1 Luglio 2014, di Redazione Wall Street Italia

TEL AVIV (WSI) – L’assenza di frontiere fa venire meno anche l’assenza di responsabilità. Senza la soluzione di due Stati per due popoli difficilmente la situazione in Israele e nei territori palestinesi si stabilizzerà.

Per rispondere all’uccisione di tre adolescenti sequestrati presumbilmente da un gruppo legato ad Hamas, l’esercito israeliano ha colpito la scorsa notte 34 obiettivi nella Striscia di Gaza, anche per rappresaglia ai razzi lanciati contro il sud di Israele.

Non ci sono state vittime. Un portavoce militare ha riferito di raid lanciati contro strutture di Hamas e Jihad islamica con l’obiettivo di “prevenire nuovi lanci di razzi contro Israele”.

Israele ora potrebbe invadere la Striscia di Gaza. “Se l’obiettivo di Hamas è intensificare lo scontro, noi risponderemo di conseguenza”, ha detto una fonte della sicurezza citata oggi dal Jerusalem Post.

L’esercito israeliano ha demolito la scorsa notte le abitazioni dei due principali sospettati del sequestro dei tre adolescenti israeliani rapiti il 12 giugno scorso a Hebron e ritrovati morti ieri, poco lontano dal luogo del rapimento.

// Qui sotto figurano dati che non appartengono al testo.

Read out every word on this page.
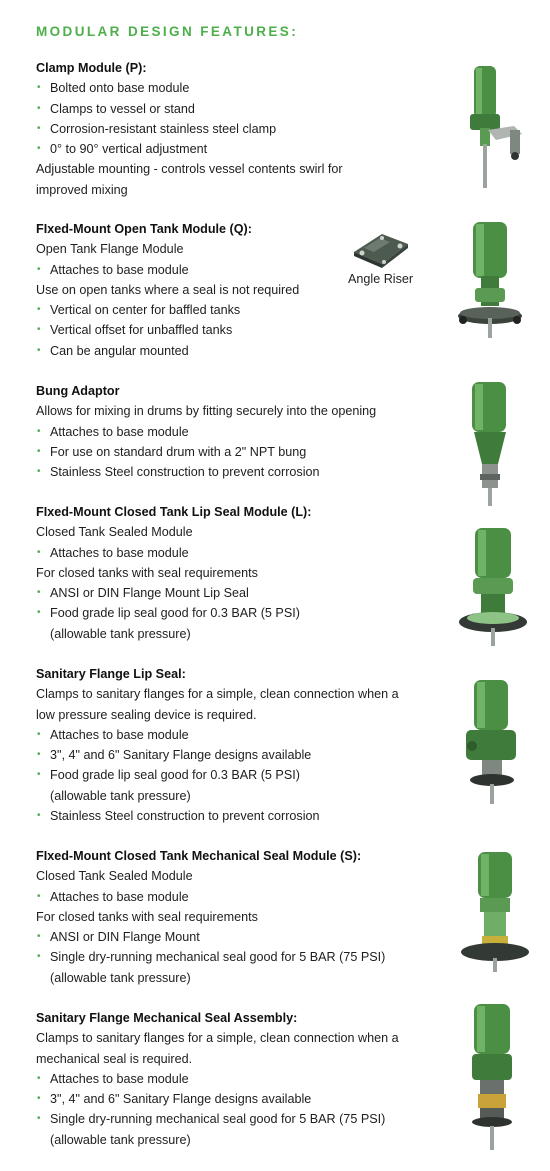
MODULAR DESIGN FEATURES:
Clamp Module (P):
• Bolted onto base module
• Clamps to vessel or stand
• Corrosion-resistant stainless steel clamp
• 0° to 90° vertical adjustment
Adjustable mounting - controls vessel contents swirl for
improved mixing
FIxed-Mount Open Tank Module (Q):
Open Tank Flange Module
• Attaches to base module
Use on open tanks where a seal is not required
• Vertical on center for baffled tanks
• Vertical offset for unbaffled tanks
• Can be angular mounted
Bung Adaptor
Allows for mixing in drums by fitting securely into the opening
• Attaches to base module
• For use on standard drum with a 2" NPT bung
• Stainless Steel construction to prevent corrosion
FIxed-Mount Closed Tank Lip Seal Module (L):
Closed Tank Sealed Module
• Attaches to base module
For closed tanks with seal requirements
• ANSI or DIN Flange Mount Lip Seal
• Food grade lip seal good for 0.3 BAR (5 PSI)
(allowable tank pressure)
Sanitary Flange Lip Seal:
Clamps to sanitary flanges for a simple, clean connection when a
low pressure sealing device is required.
• Attaches to base module
• 3", 4" and 6" Sanitary Flange designs available
• Food grade lip seal good for 0.3 BAR (5 PSI)
(allowable tank pressure)
• Stainless Steel construction to prevent corrosion
FIxed-Mount Closed Tank Mechanical Seal Module (S):
Closed Tank Sealed Module
• Attaches to base module
For closed tanks with seal requirements
• ANSI or DIN Flange Mount
• Single dry-running mechanical seal good for 5 BAR (75 PSI)
(allowable tank pressure)
Sanitary Flange Mechanical Seal Assembly:
Clamps to sanitary flanges for a simple, clean connection when a
mechanical seal is required.
• Attaches to base module
• 3", 4" and 6" Sanitary Flange designs available
• Single dry-running mechanical seal good for 5 BAR (75 PSI)
(allowable tank pressure)
Angle Riser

Stando a quanto riferito da testimoni, le case di Marwan Qawasmeh e Amer Abu Eishe, esponenti di Hamas a Hebron, sono state demolite con esplosivo. Le organizzazioni di difesa dei diritti umani hanno sottolineato che si tratta della prima demolizione punitiva da quando Israele aveva messo fine a tale pratica, nel 2005.

Israele la “farà pagare” ad Hamas per il sequestro e l’omicidio dei tre ragazzi israeliani rapiti il 12 giugno scorso a Hebron e ritrovati morti ieri. E’ quanto ha promesso oggi il ministro della Difesa israeliano Moshe Yaalon, citato dal Jerusalem Post.

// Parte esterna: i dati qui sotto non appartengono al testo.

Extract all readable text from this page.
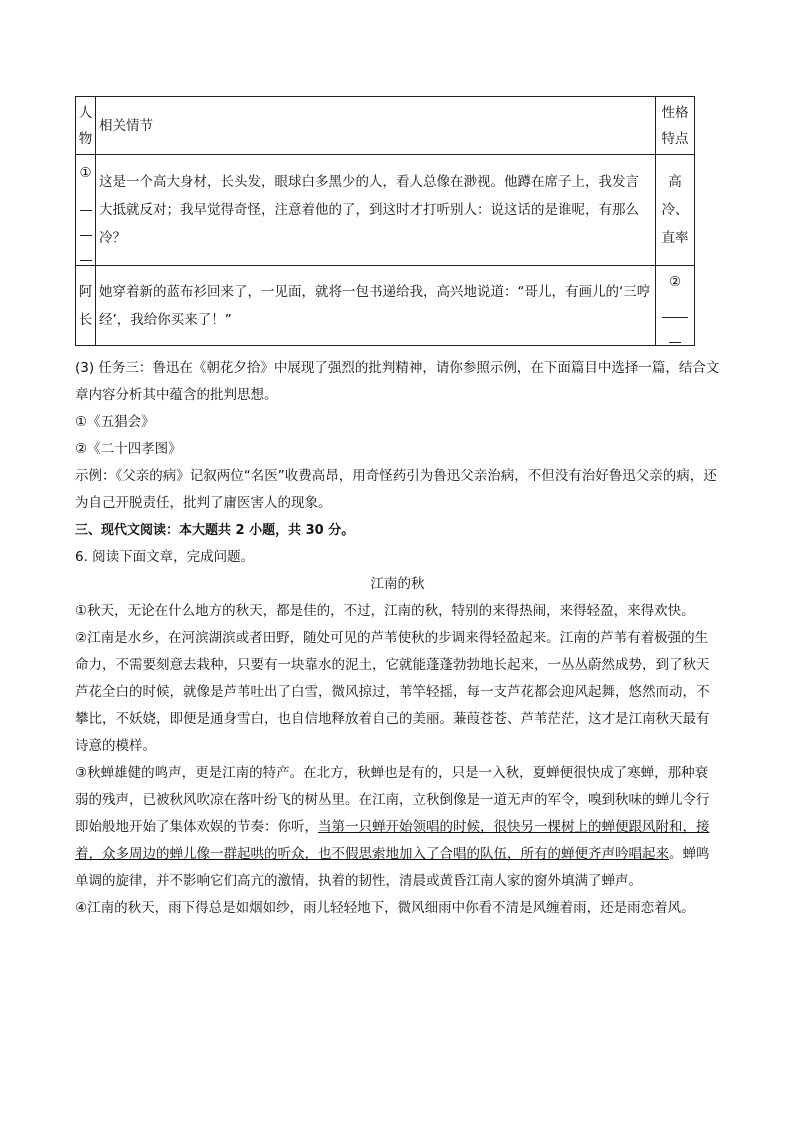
人物	相关情节	性格特点

①	这是一个高大身材，长头发，眼球白多黑少的人，看人总像在渺视。他蹲在席子上，我发言大抵就反对；我早觉得奇怪，注意着他的了，到这时才打听别人：说这话的是谁呢，有那么冷？	高冷、直率

阿长	她穿着新的蓝布衫回来了，一见面，就将一包书递给我，高兴地说道：“哥儿，有画儿的‘三哼经’，我给你买来了！”	②

(3) 任务三：鲁迅在《朝花夕拾》中展现了强烈的批判精神，请你参照示例，在下面篇目中选择一篇，结合文章内容分析其中蕴含的批判思想。

①《五猖会》

②《二十四孝图》

示例：《父亲的病》记叙两位“名医”收费高昂，用奇怪药引为鲁迅父亲治病，不但没有治好鲁迅父亲的病，还为自己开脱责任，批判了庸医害人的现象。

三、现代文阅读：本大题共 2 小题，共 30 分。

6. 阅读下面文章，完成问题。

江南的秋

①秋天，无论在什么地方的秋天，都是佳的，不过，江南的秋，特别的来得热闹，来得轻盈，来得欢快。

②江南是水乡，在河滨湖滨或者田野，随处可见的芦苇使秋的步调来得轻盈起来。江南的芦苇有着极强的生命力，不需要刻意去栽种，只要有一块靠水的泥土，它就能蓬蓬勃勃地长起来，一丛丛蔚然成势，到了秋天芦花全白的时候，就像是芦苇吐出了白雪，微风掠过，苇竿轻摇，每一支芦花都会迎风起舞，悠然而动，不攀比，不妖娆，即便是通身雪白，也自信地释放着自己的美丽。蒹葭苍苍、芦苇茫茫，这才是江南秋天最有诗意的模样。

③秋蝉雄健的鸣声，更是江南的特产。在北方，秋蝉也是有的，只是一入秋，夏蝉便很快成了寒蝉，那种衰弱的残声，已被秋风吹凉在落叶纷飞的树丛里。在江南，立秋倒像是一道无声的军令，嗅到秋味的蝉儿令行即始般地开始了集体欢娱的节奏：你听，当第一只蝉开始领唱的时候，很快另一棵树上的蝉便跟风附和，接着，众多周边的蝉儿像一群起哄的听众，也不假思索地加入了合唱的队伍，所有的蝉便齐声吟唱起来。蝉鸣单调的旋律，并不影响它们高亢的激情，执着的韧性，清晨或黄昏江南人家的窗外填满了蝉声。

④江南的秋天，雨下得总是如烟如纱，雨儿轻轻地下，微风细雨中你看不清是风缠着雨，还是雨恋着风。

“Consideriamo Hamas responsabile del sequestro e dell’omicidio, e sappiamo come fargliela pagare – ha detto Yaalon – continuereno a dare la caccia agli assassini dei ragazzi e non avremo tregua e non taceremo fino a quando non li avremo catturati”.

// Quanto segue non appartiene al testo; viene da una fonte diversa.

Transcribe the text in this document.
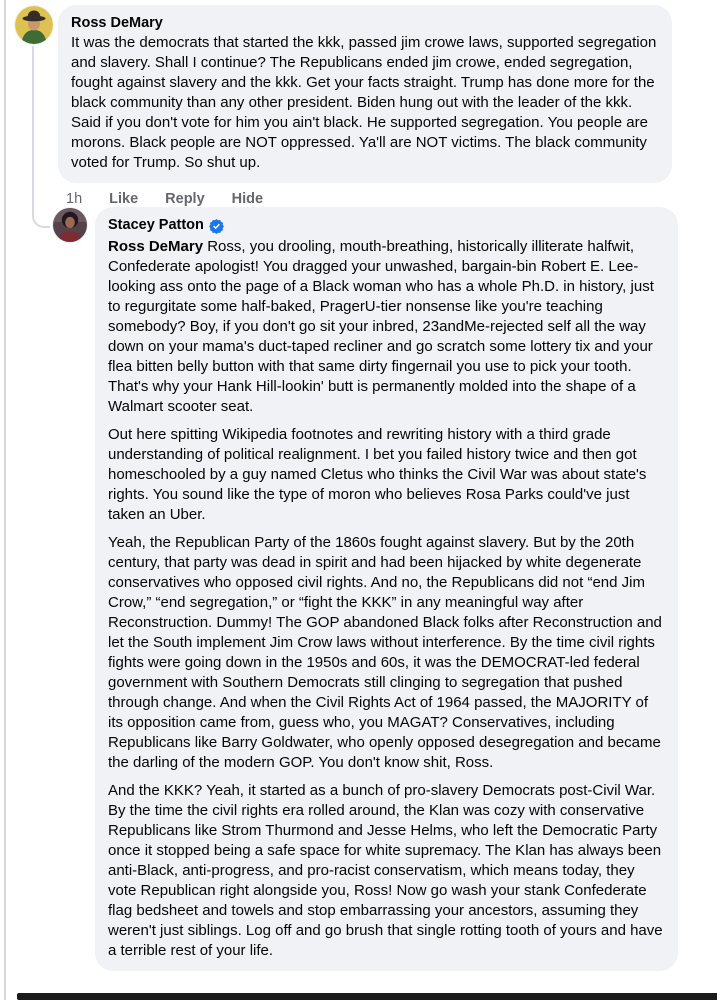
Ross DeMary
It was the democrats that started the kkk, passed jim crowe laws, supported segregation and slavery. Shall I continue? The Republicans ended jim crowe, ended segregation, fought against slavery and the kkk. Get your facts straight. Trump has done more for the black community than any other president. Biden hung out with the leader of the kkk. Said if you don't vote for him you ain't black. He supported segregation. You people are morons. Black people are NOT oppressed. Ya'll are NOT victims. The black community voted for Trump. So shut up.
1h Like Reply Hide
Stacey Patton

Ross DeMary Ross, you drooling, mouth-breathing, historically illiterate halfwit, Confederate apologist! You dragged your unwashed, bargain-bin Robert E. Lee-looking ass onto the page of a Black woman who has a whole Ph.D. in history, just to regurgitate some half-baked, PragerU-tier nonsense like you're teaching somebody? Boy, if you don't go sit your inbred, 23andMe-rejected self all the way down on your mama's duct-taped recliner and go scratch some lottery tix and your flea bitten belly button with that same dirty fingernail you use to pick your tooth. That's why your Hank Hill-lookin' butt is permanently molded into the shape of a Walmart scooter seat.

Out here spitting Wikipedia footnotes and rewriting history with a third grade understanding of political realignment. I bet you failed history twice and then got homeschooled by a guy named Cletus who thinks the Civil War was about state's rights. You sound like the type of moron who believes Rosa Parks could've just taken an Uber.

Yeah, the Republican Party of the 1860s fought against slavery. But by the 20th century, that party was dead in spirit and had been hijacked by white degenerate conservatives who opposed civil rights. And no, the Republicans did not “end Jim Crow,” “end segregation,” or “fight the KKK” in any meaningful way after Reconstruction. Dummy! The GOP abandoned Black folks after Reconstruction and let the South implement Jim Crow laws without interference. By the time civil rights fights were going down in the 1950s and 60s, it was the DEMOCRAT-led federal government with Southern Democrats still clinging to segregation that pushed through change. And when the Civil Rights Act of 1964 passed, the MAJORITY of its opposition came from, guess who, you MAGAT? Conservatives, including Republicans like Barry Goldwater, who openly opposed desegregation and became the darling of the modern GOP. You don't know shit, Ross.

And the KKK? Yeah, it started as a bunch of pro-slavery Democrats post-Civil War. By the time the civil rights era rolled around, the Klan was cozy with conservative Republicans like Strom Thurmond and Jesse Helms, who left the Democratic Party once it stopped being a safe space for white supremacy. The Klan has always been anti-Black, anti-progress, and pro-racist conservatism, which means today, they vote Republican right alongside you, Ross! Now go wash your stank Confederate flag bedsheet and towels and stop embarrassing your ancestors, assuming they weren't just siblings. Log off and go brush that single rotting tooth of yours and have a terrible rest of your life.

I principali due sospettati del sequestro, Amar Abu-Eisha, 33 anni, e Marwan Kawasmeh, 29 anni, non sono ancora stati catturati, ma l’esercito ha demolito la scorsa notte le loro abitazioni.

“Un insensato atto di terrorismo contro giovani innocenti”: con queste parole il presidente americano Barack Obama ha condannato “nei termini più forti possibile” l’uccisione dei tre adolescenti israeliani rapiti il 12 giugno scorso a Hebron e ritrovati ieri senza vita.

Obama ha porto le più “sentite condoglianze” alle famiglie di Eyal Yifrah di 19 anni e di Naftali Fraenkel e Gilad Shaar, sedicenni. “Come padre non posso immaginare l’indescrivibile dolore che i genitori di questi ragazzi stanno vivendo”, ha spiegato l’inquilino della Casa Bianca in una nota.

Obama ha offerto “il pieno sostegno a Israele e all’Autorità palestinese per trovare gli autori di questo crimine e portarli davanti alla giustizia”. Il presidente ha incoraggiato entrambi a “continuare a lavorare in questo senso” e ha fatto pressione “su tutte le parti affinché si astengano dal compiere passi che potrebbero ulteriormente destabilizzare la situazione”.

La nota della Casa Bianca termina dicendo che “mentre gli israeliani gestiscono questa tragedia, hanno il pieno sostegno e l’amicizia degli Stati Uniti”.